Et à propos des violations des droits humains (torture, exécutions, viols, arrestations arbitraires…), dont le groupe Wagner s’est rendu coupable en RCA selon les Nations-Unies, la France, elle, n’a pas hésité à envoyer des mercenaires au Rwanda, en 1994, notamment un certain Bob Denard, pour soutenir des génocidaires. L’usage des mercenaires est loin d’être le seul apanage des Russes.

Soldat français, le capitaine François-Xavier du 2e REP posant devant des véhicules blindés dans la base militaire de Gao, dans le nord du Mali, le 4 décembre 2021.
Soldat français, le capitaine François-Xavier du 2e REP posant devant des véhicules blindés dans la base militaire de Gao, dans le nord du Mali, le 4 décembre 2021. © AFP

Guerre d’influence et de désinformation

Parallèlement à cette action militaire, la Russie mène une guerre d’influence et de désinformation. Une bataille de l’opinion qui se joue notamment sur les réseaux sociaux mais pas seulement.

Vincent Hugeux l’a observé en RCA. "Par exemple, ce sont des locaux d’une radio en souffrance qu’on rénove et qu’on équipe en studios neufs. C’est un confrère à qui on offre une voiture de fonction et un salaire multiplié par quatre, s’il accepte de prendre les rênes d’une rédaction de ce genre, qui discrédite la France et qui diffuse un discours pro russe. Des confrères centrafricains m’ont donné les tarifs : un papier pour dénoncer l’odieux impérialisme néocolonial de la France’, vaut autant. Un éditorial à la gloire d’une initiative civile de l’ambassade de Russie’à Bangui, vaut autant. Il y a aussi, des manifestations anti-françaises…".

Au Mali, les campagnes d’influence pro russes auraient commencé dès 2019. Une période qui aurait coïncidé avec les premières incursions sur le terrain de responsables de la société paramilitaire Wagner.

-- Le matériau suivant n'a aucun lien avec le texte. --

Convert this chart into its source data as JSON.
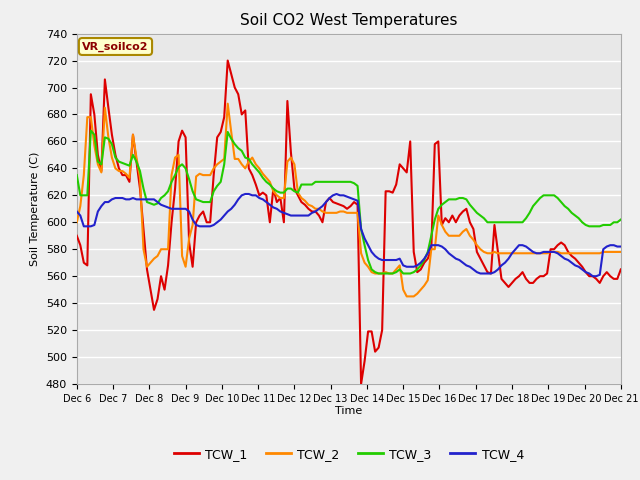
{
  "title": "Soil CO2 West Temperatures",
  "ylabel": "Soil Temperature (C)",
  "xlabel": "Time",
  "annotation": "VR_soilco2",
  "ylim": [
    480,
    740
  ],
  "yticks": [
    480,
    500,
    520,
    540,
    560,
    580,
    600,
    620,
    640,
    660,
    680,
    700,
    720,
    740
  ],
  "xtick_labels": [
    "Dec 6",
    "Dec 7",
    "Dec 8",
    "Dec 9",
    "Dec 10",
    "Dec 11",
    "Dec 12",
    "Dec 13",
    "Dec 14",
    "Dec 15",
    "Dec 16",
    "Dec 17",
    "Dec 18",
    "Dec 19",
    "Dec 20",
    "Dec 21"
  ],
  "colors": {
    "TCW_1": "#dd0000",
    "TCW_2": "#ff8800",
    "TCW_3": "#22cc00",
    "TCW_4": "#2222cc"
  },
  "bg_color": "#e8e8e8",
  "fig_bg": "#f0f0f0",
  "grid_color": "#ffffff",
  "linewidth": 1.5,
  "TCW_1": [
    590,
    583,
    570,
    568,
    695,
    680,
    650,
    638,
    706,
    685,
    665,
    650,
    640,
    635,
    635,
    630,
    665,
    645,
    625,
    595,
    565,
    550,
    535,
    543,
    560,
    550,
    568,
    600,
    625,
    660,
    668,
    663,
    585,
    567,
    600,
    605,
    608,
    600,
    600,
    635,
    663,
    667,
    678,
    720,
    710,
    700,
    695,
    680,
    683,
    640,
    635,
    628,
    620,
    622,
    620,
    600,
    625,
    615,
    618,
    600,
    690,
    652,
    625,
    620,
    615,
    613,
    610,
    608,
    608,
    605,
    600,
    615,
    618,
    615,
    614,
    613,
    612,
    610,
    612,
    615,
    613,
    480,
    497,
    519,
    519,
    504,
    507,
    520,
    623,
    623,
    622,
    628,
    643,
    640,
    637,
    660,
    578,
    563,
    565,
    570,
    573,
    580,
    658,
    660,
    598,
    603,
    600,
    605,
    600,
    605,
    608,
    610,
    600,
    595,
    578,
    573,
    568,
    563,
    562,
    598,
    578,
    558,
    555,
    552,
    555,
    558,
    560,
    563,
    558,
    555,
    555,
    558,
    560,
    560,
    562,
    580,
    580,
    583,
    585,
    583,
    578,
    575,
    573,
    570,
    567,
    563,
    560,
    560,
    558,
    555,
    560,
    563,
    560,
    558,
    558,
    565
  ],
  "TCW_2": [
    600,
    612,
    635,
    678,
    678,
    657,
    643,
    637,
    685,
    663,
    648,
    640,
    638,
    638,
    636,
    633,
    665,
    648,
    633,
    580,
    567,
    570,
    573,
    575,
    580,
    580,
    580,
    635,
    648,
    650,
    575,
    567,
    588,
    598,
    634,
    636,
    635,
    635,
    635,
    640,
    643,
    645,
    647,
    688,
    667,
    647,
    647,
    643,
    640,
    645,
    648,
    643,
    640,
    636,
    633,
    630,
    623,
    620,
    618,
    618,
    645,
    648,
    643,
    622,
    618,
    616,
    613,
    612,
    610,
    610,
    608,
    607,
    607,
    607,
    607,
    608,
    608,
    607,
    607,
    607,
    607,
    577,
    570,
    567,
    563,
    562,
    562,
    562,
    563,
    562,
    562,
    565,
    568,
    550,
    545,
    545,
    545,
    547,
    550,
    553,
    557,
    580,
    580,
    605,
    598,
    593,
    590,
    590,
    590,
    590,
    593,
    595,
    590,
    587,
    583,
    580,
    578,
    577,
    577,
    578,
    577,
    577,
    577,
    577,
    577,
    577,
    577,
    577,
    577,
    577,
    577,
    577,
    577,
    577,
    577,
    578,
    578,
    578,
    577,
    577,
    577,
    577,
    577,
    577,
    577,
    577,
    577,
    577,
    577,
    577,
    578,
    578,
    578,
    578,
    578,
    578
  ],
  "TCW_3": [
    635,
    620,
    620,
    620,
    668,
    665,
    645,
    643,
    663,
    662,
    658,
    648,
    645,
    644,
    643,
    642,
    650,
    645,
    638,
    625,
    615,
    614,
    613,
    614,
    618,
    620,
    623,
    630,
    635,
    641,
    643,
    640,
    632,
    623,
    617,
    616,
    615,
    615,
    615,
    623,
    627,
    630,
    643,
    667,
    662,
    658,
    655,
    653,
    648,
    647,
    643,
    640,
    637,
    633,
    630,
    628,
    625,
    623,
    622,
    622,
    625,
    625,
    623,
    622,
    628,
    628,
    628,
    628,
    630,
    630,
    630,
    630,
    630,
    630,
    630,
    630,
    630,
    630,
    630,
    629,
    627,
    595,
    583,
    572,
    565,
    563,
    562,
    562,
    562,
    562,
    562,
    563,
    565,
    562,
    562,
    562,
    563,
    565,
    568,
    572,
    578,
    590,
    602,
    610,
    613,
    615,
    617,
    617,
    617,
    618,
    618,
    617,
    613,
    610,
    607,
    605,
    603,
    600,
    600,
    600,
    600,
    600,
    600,
    600,
    600,
    600,
    600,
    600,
    603,
    607,
    612,
    615,
    618,
    620,
    620,
    620,
    620,
    618,
    615,
    612,
    610,
    607,
    605,
    603,
    600,
    598,
    597,
    597,
    597,
    597,
    598,
    598,
    598,
    600,
    600,
    602
  ],
  "TCW_4": [
    608,
    605,
    597,
    597,
    597,
    598,
    608,
    612,
    615,
    615,
    617,
    618,
    618,
    618,
    617,
    617,
    618,
    617,
    617,
    617,
    617,
    617,
    617,
    615,
    613,
    612,
    611,
    610,
    610,
    610,
    610,
    610,
    608,
    602,
    598,
    597,
    597,
    597,
    597,
    598,
    600,
    602,
    605,
    608,
    610,
    613,
    617,
    620,
    621,
    621,
    620,
    620,
    618,
    617,
    615,
    613,
    611,
    610,
    608,
    607,
    606,
    605,
    605,
    605,
    605,
    605,
    605,
    607,
    608,
    610,
    612,
    615,
    618,
    620,
    621,
    620,
    620,
    619,
    618,
    617,
    616,
    595,
    588,
    583,
    578,
    575,
    573,
    572,
    572,
    572,
    572,
    572,
    573,
    568,
    567,
    567,
    567,
    568,
    570,
    573,
    577,
    583,
    583,
    583,
    582,
    580,
    577,
    575,
    573,
    572,
    570,
    568,
    567,
    565,
    563,
    562,
    562,
    562,
    562,
    563,
    565,
    568,
    570,
    573,
    577,
    580,
    583,
    583,
    582,
    580,
    578,
    577,
    577,
    578,
    578,
    578,
    578,
    577,
    575,
    573,
    572,
    570,
    568,
    567,
    565,
    563,
    562,
    560,
    560,
    561,
    580,
    582,
    583,
    583,
    582,
    582
  ]
}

Depuis peu, Paris assume recourir, lui aussi, à ces méthodes, mais avec un certain retard, comparé à Moscou…

"D’autres entités privées russes, moins connues que Wagner, sont présentes sur le continent", ajoute Arnaud Dubien. "On voit aussi des communicants, des sociologues, des conseillers politiques, des spécialistes de sondages, qu’on appelle des ‘spin-doctors’ qui vont conseiller un candidat ou un parti pour des élections".

La Russie aurait-elle donc joué un quelconque rôle dans les coups d’Etat successifs qu’a connu le Mali, la Guinée et plus récemment, le Burkina Faso ?

"C’est lui prêter beaucoup trop de pouvoir", analyse Vincent. "Les coups d’état successifs qu’on a connu en Afrique subsaharienne, sont avant tout le résultat du discrédit radical de pouvoirs exécutifs impuissants, perçus comme lointains voire suffisants, et incapables d’apporter dans la vie quotidienne, la sécurité et un minimum de services publics".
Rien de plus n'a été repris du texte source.